Non alludo solo alla Parola, quella che era lì in principio, come ci dice Giovanni agli inizi del suo Vangelo, quella da cui tutto è nato, la Parola che al tempo stesso è creato e crea la relazione tra Dio e l’uomo, il creato, l’umanità, la conoscenza, la bellezza. Non mi riferisco neanche necessariamente a parole di alto profilo quali Fede, Amore, Fratellanza, ma a tutte le parole, anche le più semplici, le più usate. Prendiamo ad esempio una parola come Buongiorno, che abitualmente mangiucchiamo riducendola a ‘giorno se non addirittura a ‘rno, in ogni caso facendo saltare la parte più bella: quel Buon, che è augurio, speranza, comunicazione.
Avete notato che differenza produce in chi riceve questo saluto che sia fatto in un modo piuttosto che nell’altro?

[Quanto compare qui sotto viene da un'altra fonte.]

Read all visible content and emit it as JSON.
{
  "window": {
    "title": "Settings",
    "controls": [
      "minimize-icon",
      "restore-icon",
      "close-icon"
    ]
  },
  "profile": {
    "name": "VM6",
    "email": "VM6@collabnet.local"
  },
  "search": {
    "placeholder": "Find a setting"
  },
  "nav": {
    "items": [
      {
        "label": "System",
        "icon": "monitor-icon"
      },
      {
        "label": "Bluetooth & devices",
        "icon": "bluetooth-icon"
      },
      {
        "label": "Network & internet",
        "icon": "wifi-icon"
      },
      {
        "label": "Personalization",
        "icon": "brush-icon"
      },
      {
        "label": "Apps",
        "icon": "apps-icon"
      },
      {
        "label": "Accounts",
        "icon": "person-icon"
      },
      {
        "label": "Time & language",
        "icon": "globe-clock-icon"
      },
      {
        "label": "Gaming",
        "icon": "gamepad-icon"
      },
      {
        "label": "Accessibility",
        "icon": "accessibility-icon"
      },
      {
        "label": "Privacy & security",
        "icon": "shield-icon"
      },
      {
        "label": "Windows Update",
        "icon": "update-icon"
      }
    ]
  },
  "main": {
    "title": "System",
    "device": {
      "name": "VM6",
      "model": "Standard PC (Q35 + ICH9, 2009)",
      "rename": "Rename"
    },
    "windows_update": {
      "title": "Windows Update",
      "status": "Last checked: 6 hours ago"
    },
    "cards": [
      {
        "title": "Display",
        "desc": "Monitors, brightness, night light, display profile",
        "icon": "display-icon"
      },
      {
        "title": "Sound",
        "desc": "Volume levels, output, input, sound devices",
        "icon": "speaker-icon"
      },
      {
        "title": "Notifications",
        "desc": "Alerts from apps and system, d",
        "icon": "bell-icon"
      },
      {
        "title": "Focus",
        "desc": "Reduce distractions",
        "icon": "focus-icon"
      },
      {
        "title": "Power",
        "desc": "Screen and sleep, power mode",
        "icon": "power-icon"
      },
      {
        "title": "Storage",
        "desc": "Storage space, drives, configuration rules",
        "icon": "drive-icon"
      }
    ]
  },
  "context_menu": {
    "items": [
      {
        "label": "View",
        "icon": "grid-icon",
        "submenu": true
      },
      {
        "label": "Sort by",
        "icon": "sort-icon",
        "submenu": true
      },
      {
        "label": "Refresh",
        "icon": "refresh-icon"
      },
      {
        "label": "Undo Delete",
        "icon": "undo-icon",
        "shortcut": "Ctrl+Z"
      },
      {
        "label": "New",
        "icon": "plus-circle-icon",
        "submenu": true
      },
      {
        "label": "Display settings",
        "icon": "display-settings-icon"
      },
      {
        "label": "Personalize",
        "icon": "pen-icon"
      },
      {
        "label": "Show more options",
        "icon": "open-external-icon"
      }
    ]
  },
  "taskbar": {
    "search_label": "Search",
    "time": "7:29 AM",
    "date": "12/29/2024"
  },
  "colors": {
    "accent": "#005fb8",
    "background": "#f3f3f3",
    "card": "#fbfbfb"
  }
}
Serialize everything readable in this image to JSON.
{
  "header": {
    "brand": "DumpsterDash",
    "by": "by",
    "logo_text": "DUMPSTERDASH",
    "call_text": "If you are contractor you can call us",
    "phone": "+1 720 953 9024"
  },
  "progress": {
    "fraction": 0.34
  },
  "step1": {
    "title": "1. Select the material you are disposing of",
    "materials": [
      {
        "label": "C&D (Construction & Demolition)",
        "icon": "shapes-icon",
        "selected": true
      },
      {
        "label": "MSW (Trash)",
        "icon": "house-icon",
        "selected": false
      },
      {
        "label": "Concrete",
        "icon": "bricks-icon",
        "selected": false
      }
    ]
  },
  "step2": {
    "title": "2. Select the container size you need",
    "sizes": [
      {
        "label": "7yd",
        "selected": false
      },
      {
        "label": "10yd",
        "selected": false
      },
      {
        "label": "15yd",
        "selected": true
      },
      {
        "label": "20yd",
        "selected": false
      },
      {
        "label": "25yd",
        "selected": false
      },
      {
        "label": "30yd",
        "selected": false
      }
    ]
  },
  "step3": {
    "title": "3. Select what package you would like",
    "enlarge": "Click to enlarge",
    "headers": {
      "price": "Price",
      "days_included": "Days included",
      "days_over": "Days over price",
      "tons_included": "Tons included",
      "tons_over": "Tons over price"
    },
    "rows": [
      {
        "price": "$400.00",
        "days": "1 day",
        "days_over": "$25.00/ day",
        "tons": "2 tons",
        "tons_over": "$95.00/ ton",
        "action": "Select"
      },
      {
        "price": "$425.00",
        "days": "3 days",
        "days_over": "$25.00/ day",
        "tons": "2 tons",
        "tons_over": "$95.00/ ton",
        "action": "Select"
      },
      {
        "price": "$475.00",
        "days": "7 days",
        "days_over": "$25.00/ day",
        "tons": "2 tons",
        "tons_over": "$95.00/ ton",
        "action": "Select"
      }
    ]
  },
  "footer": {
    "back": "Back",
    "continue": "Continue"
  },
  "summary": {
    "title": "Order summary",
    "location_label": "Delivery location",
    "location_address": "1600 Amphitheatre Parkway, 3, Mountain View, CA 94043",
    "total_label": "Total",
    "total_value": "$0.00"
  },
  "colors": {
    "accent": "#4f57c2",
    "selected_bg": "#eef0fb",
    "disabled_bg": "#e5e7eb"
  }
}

Però, come dicevo, di fronte alla realtà che certe situazioni ci buttano in faccia, a volte le parole mancano e non riusciamo a trovarle perché non siamo in grado di individuare le adeguate spiegazioni.
In una breve e un po’ scherzosa premessa a questa serie di scritti collocati in questo spazio, motivandone così il titolo, dicevo che “Tra una parola e l’altra, nello scrivere, c’è posto per un punto, una virgola, un punto esclamativo, uno interrogativo … ma anche per una pausa, un pensiero, un’idea”.
C’è un interessante personaggio in un romanzo di Italo Calvino, il Signor Palomar, uomo alla ostinata quanto faticosa ricerca di strumenti per comunicare, che soffre la difficoltà di capire il mondo che lo circonda, che tenta di fare ordine, di dare senso a cose, persone, eventi, di percepire del tutto la molteplicità della realtà, che sente il bisogno di isolarsi per ragionare. Di lui ci dice l’autore: «In un'epoca e in un paese in cui tutti si fanno in quattro per proclamare opinioni o giudizi, il signor Palomar ha preso l'abitudine di mordersi la lingua tre volte prima di fare qualsiasi affermazione. Se al terzo morso di lingua è ancora convinto della cosa che stava per dire, la dice; se no sta zitto. Di fatto, passa settimane e mesi interi in silenzio.»
Anche il silenzio può servire a capire.